State high court empowers tribes' child custody decisions

Tanana v. State, No. 3AN-04-12194 CI, No. 6542

Contact: Heather Kendall Miller, Senior Staff Attorney and Counsel for Tanana.

Last Friday the Alaska Supreme Court issued a broad affirmation of inherent tribal authority. In State of Alaska v. Tanana the Court ruled that tribal courts have authority to initiate and adjudicate children’s cases without going through state courts.

The case was brought in 2004 on behalf of the Villages of Tanana, Nulato, Akiak, Kalskag, Lower Kalskag and Kenaitze along with Theresa and Dan Schwietert. The case was brought after Governor Murkowsi’s administration, on the advice of former Attorney General Greg Renkes, abruptly stopped recognizing tribal court decrees in cases that did not originate in state court. Renkes argued that only state courts could initiate children’s cases and if they chose, transfer those cases to tribal courts. He also instructed state employees to stop recognizing or enforcing tribal court decrees. The case was brought to overturn Renkes’ opinion and to force the State, its agencies and officials to formally recognize valid tribal court decrees without regard to any state court involvement.
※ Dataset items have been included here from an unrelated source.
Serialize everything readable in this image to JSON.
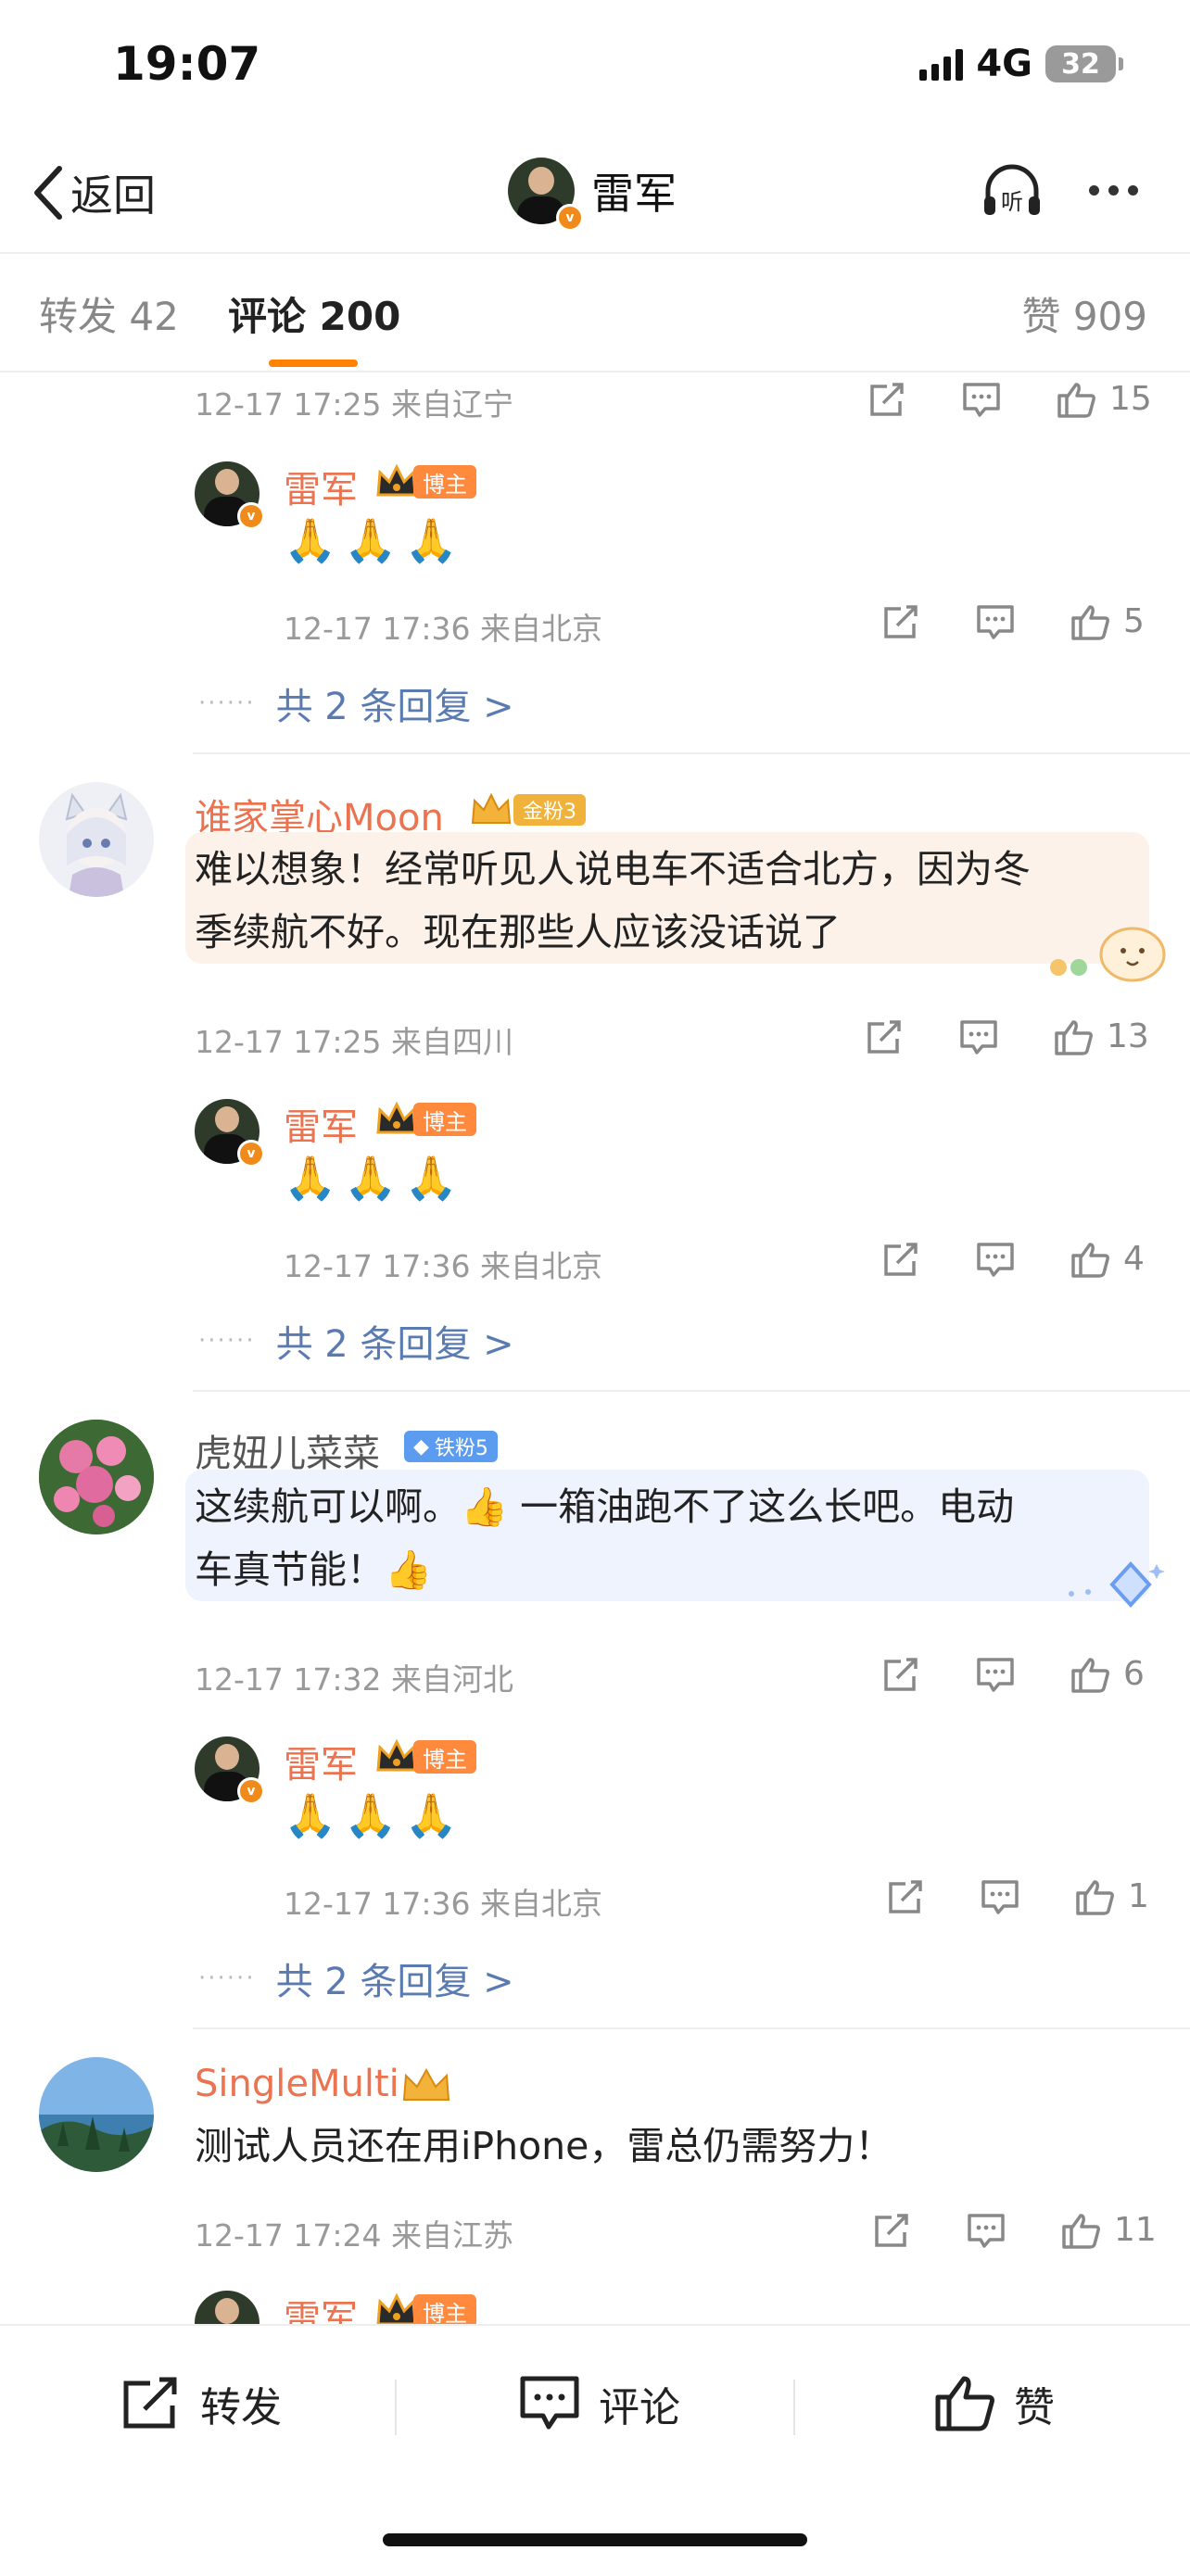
{
  "status_bar": {
    "time": "19:07",
    "network": "4G",
    "battery": "32"
  },
  "nav": {
    "back_label": "返回",
    "title": "雷军",
    "listen_label": "听"
  },
  "tabs": {
    "repost": "转发 42",
    "comments": "评论 200",
    "likes": "赞 909"
  },
  "comments": [
    {
      "meta": "12-17 17:25  来自辽宁",
      "likes": "15",
      "reply": {
        "name": "雷军",
        "badge": "博主",
        "emoji": "🙏🙏🙏",
        "meta": "12-17 17:36  来自北京",
        "likes": "5"
      },
      "more": "共 2 条回复 >"
    },
    {
      "name": "谁家掌心Moon",
      "fan_badge": "金粉3",
      "text_line1": "难以想象！经常听见人说电车不适合北方，因为冬",
      "text_line2": "季续航不好。现在那些人应该没话说了",
      "meta": "12-17 17:25  来自四川",
      "likes": "13",
      "reply": {
        "name": "雷军",
        "badge": "博主",
        "emoji": "🙏🙏🙏",
        "meta": "12-17 17:36  来自北京",
        "likes": "4"
      },
      "more": "共 2 条回复 >"
    },
    {
      "name": "虎妞儿菜菜",
      "fan_badge": "铁粉5",
      "text_line1": "这续航可以啊。👍 一箱油跑不了这么长吧。电动",
      "text_line2": "车真节能！👍",
      "meta": "12-17 17:32  来自河北",
      "likes": "6",
      "reply": {
        "name": "雷军",
        "badge": "博主",
        "emoji": "🙏🙏🙏",
        "meta": "12-17 17:36  来自北京",
        "likes": "1"
      },
      "more": "共 2 条回复 >"
    },
    {
      "name": "SingleMulti",
      "text_line1": "测试人员还在用iPhone，雷总仍需努力！",
      "meta": "12-17 17:24  来自江苏",
      "likes": "11",
      "reply": {
        "name": "雷军",
        "badge": "博主"
      }
    }
  ],
  "bottom_bar": {
    "repost": "转发",
    "comment": "评论",
    "like": "赞"
  },
  "colors": {
    "accent": "#ff8200",
    "name": "#eb7350",
    "link": "#5a7bb1"
  }
}
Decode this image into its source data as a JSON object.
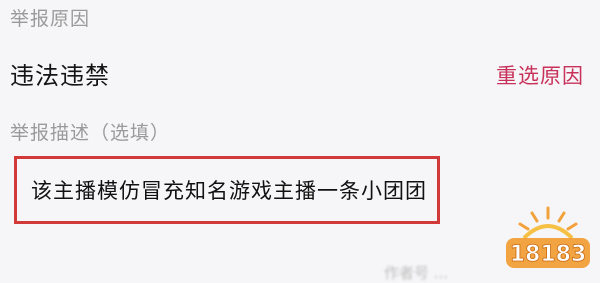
{
  "report_reason": {
    "label": "举报原因",
    "value": "违法违禁",
    "reselect_label": "重选原因"
  },
  "report_description": {
    "label": "举报描述（选填）",
    "text": "该主播模仿冒充知名游戏主播一条小团团"
  },
  "footer": {
    "blurred_text": "作者号 ..."
  },
  "watermark": {
    "text": "18183"
  },
  "colors": {
    "accent": "#c8325a",
    "highlight_border": "#d23a3a",
    "label_gray": "#9a9a9a",
    "background": "#f6f6f8"
  }
}
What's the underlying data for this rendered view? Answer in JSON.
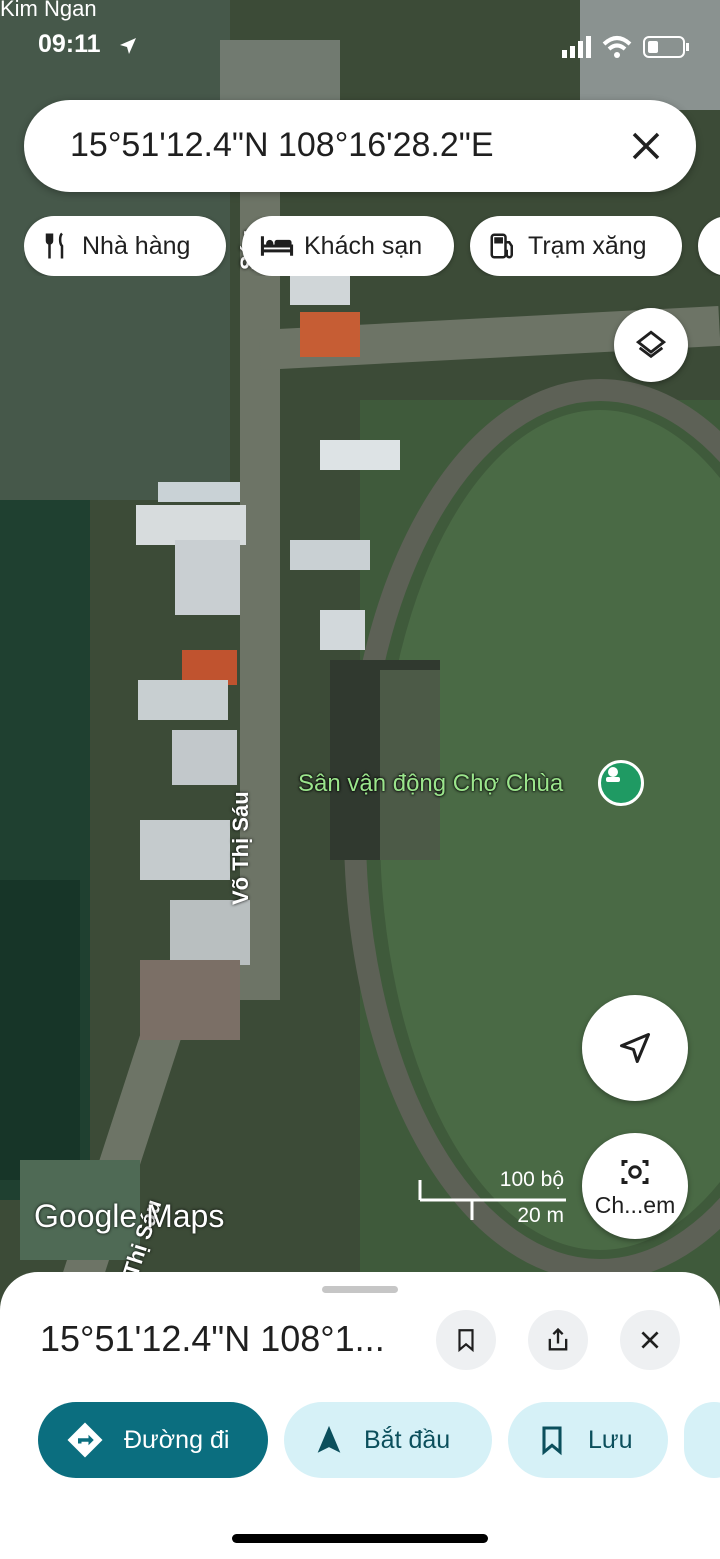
{
  "status_bar": {
    "carrier": "Kim Ngan",
    "time": "09:11"
  },
  "search": {
    "query": "15°51'12.4\"N 108°16'28.2\"E"
  },
  "chips": [
    {
      "label": "Nhà hàng",
      "icon": "restaurant-icon"
    },
    {
      "label": "Khách sạn",
      "icon": "hotel-icon"
    },
    {
      "label": "Trạm xăng",
      "icon": "gas-station-icon"
    }
  ],
  "map": {
    "poi_label": "Sân vận động Chợ Chùa",
    "street_label_1": "Võ Thị Sáu",
    "street_label_2": "Thị Sáu",
    "street_label_3": "Sáu",
    "logo": "Google Maps",
    "scale_top": "100 bộ",
    "scale_bottom": "20 m",
    "lens_label": "Ch...em"
  },
  "sheet": {
    "title": "15°51'12.4\"N 108°1...",
    "actions": [
      {
        "label": "Đường đi",
        "icon": "directions-icon"
      },
      {
        "label": "Bắt đầu",
        "icon": "navigation-icon"
      },
      {
        "label": "Lưu",
        "icon": "bookmark-icon"
      }
    ]
  },
  "colors": {
    "accent": "#0b6e7f",
    "chip_light": "#d6f1f7",
    "poi_green": "#9be58c"
  }
}
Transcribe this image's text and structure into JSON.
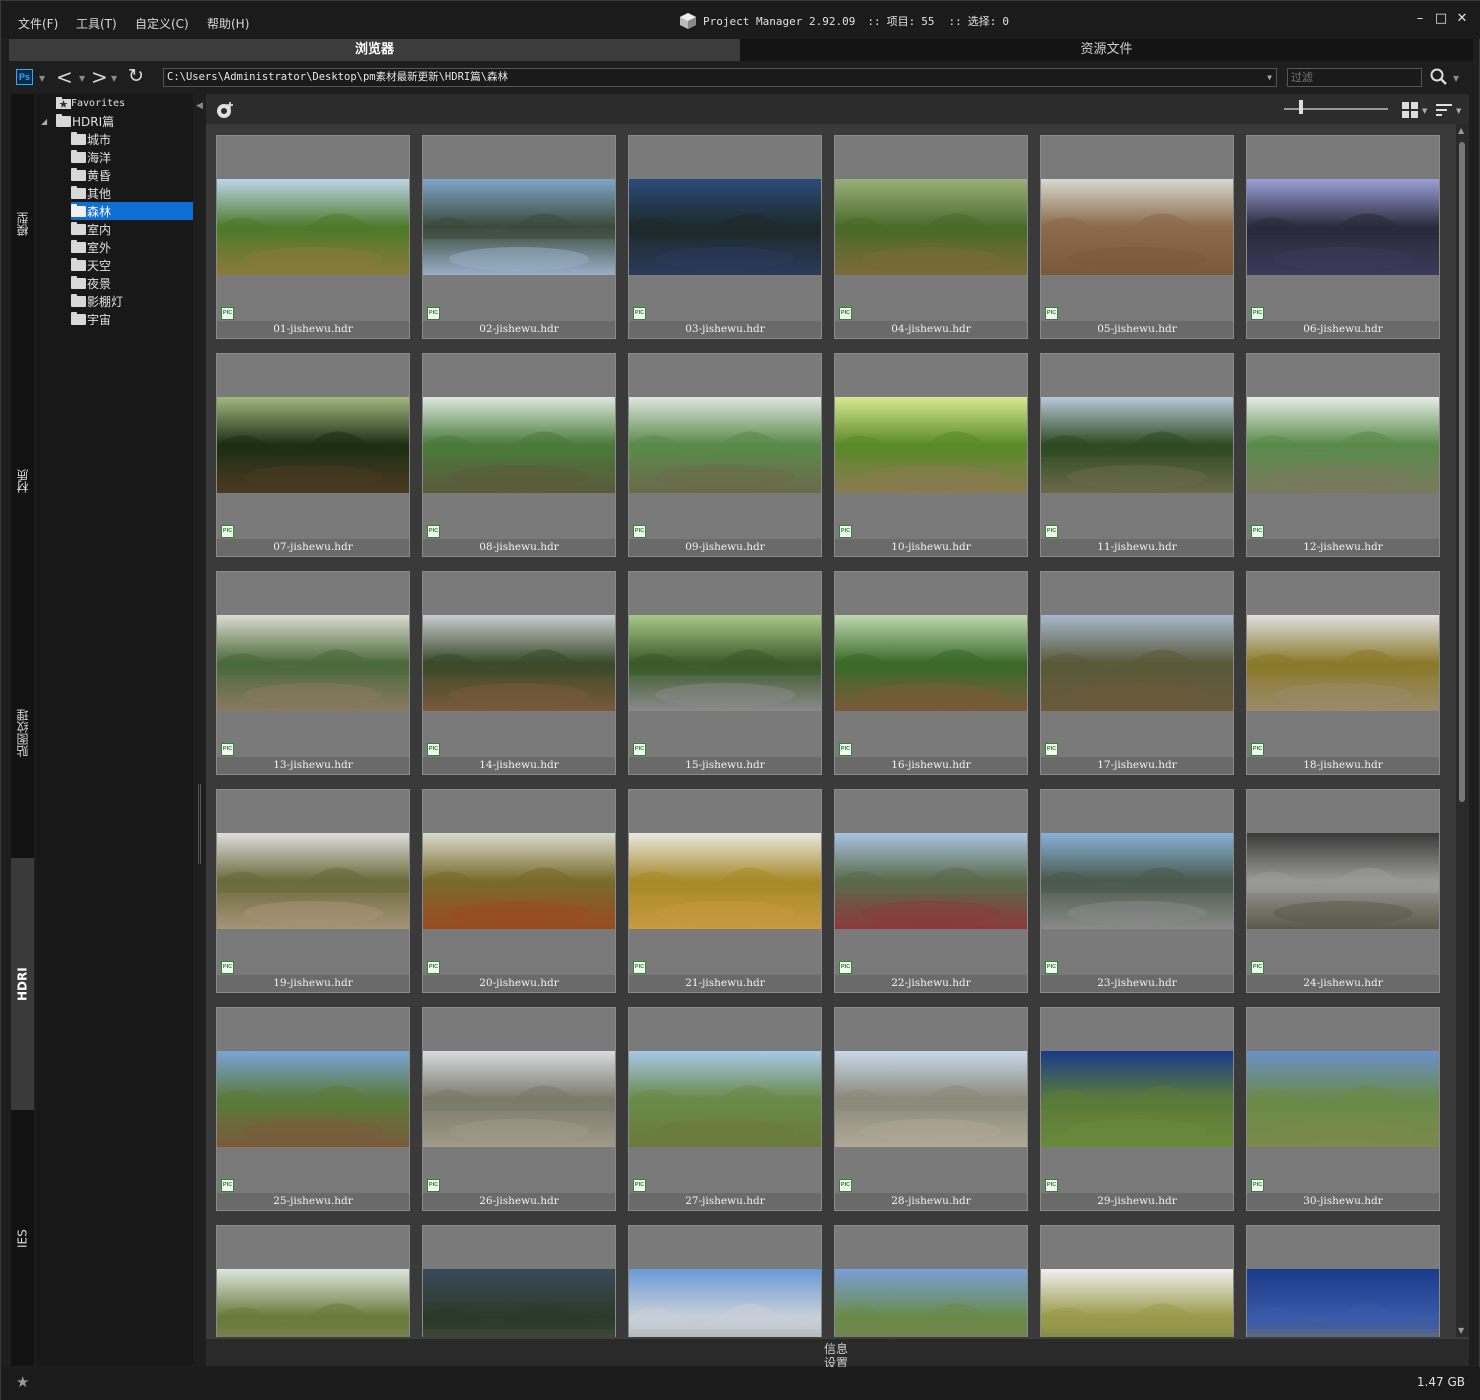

State services frequently do not reach village Alaska. Tribal courts must therefore handle most cases involving the welfare of village children. State recognition of those tribal court proceedings is therefore critical to assure that proceedings which occur in tribal court are then respected by other state agencies. Otherwise, adoptive parents may not be able to participate in state funded assistance programs, secure substitute birth certificates necessary to travel out of state, to enroll children in school, or to secure medical care.

The Schwieterts faced just such a dilemma. After adopting a special needs child in Tanana tribal court, they had difficulty accessing health care. They were also frustrated in their plans to travel out of state when they were told that they could not acquire a substitute birth certificate for their adoptive child since the child had been adopted in a tribal rather than state court proceeding.

NARF attorney Heather Kendall Miller called on Governor Parnell and Attorney General Burns to rescind the Renkes Opinion and instead take this opportunity to work with tribes and tribal courts to ensure the protection of all children, no matter which court their case is in. She sounded on a positive note: “now that the Court has reaffirmed tribal authority in this area I look forward to working with Attorney General Burns to better coordinate tribal and state services in village Alaska.”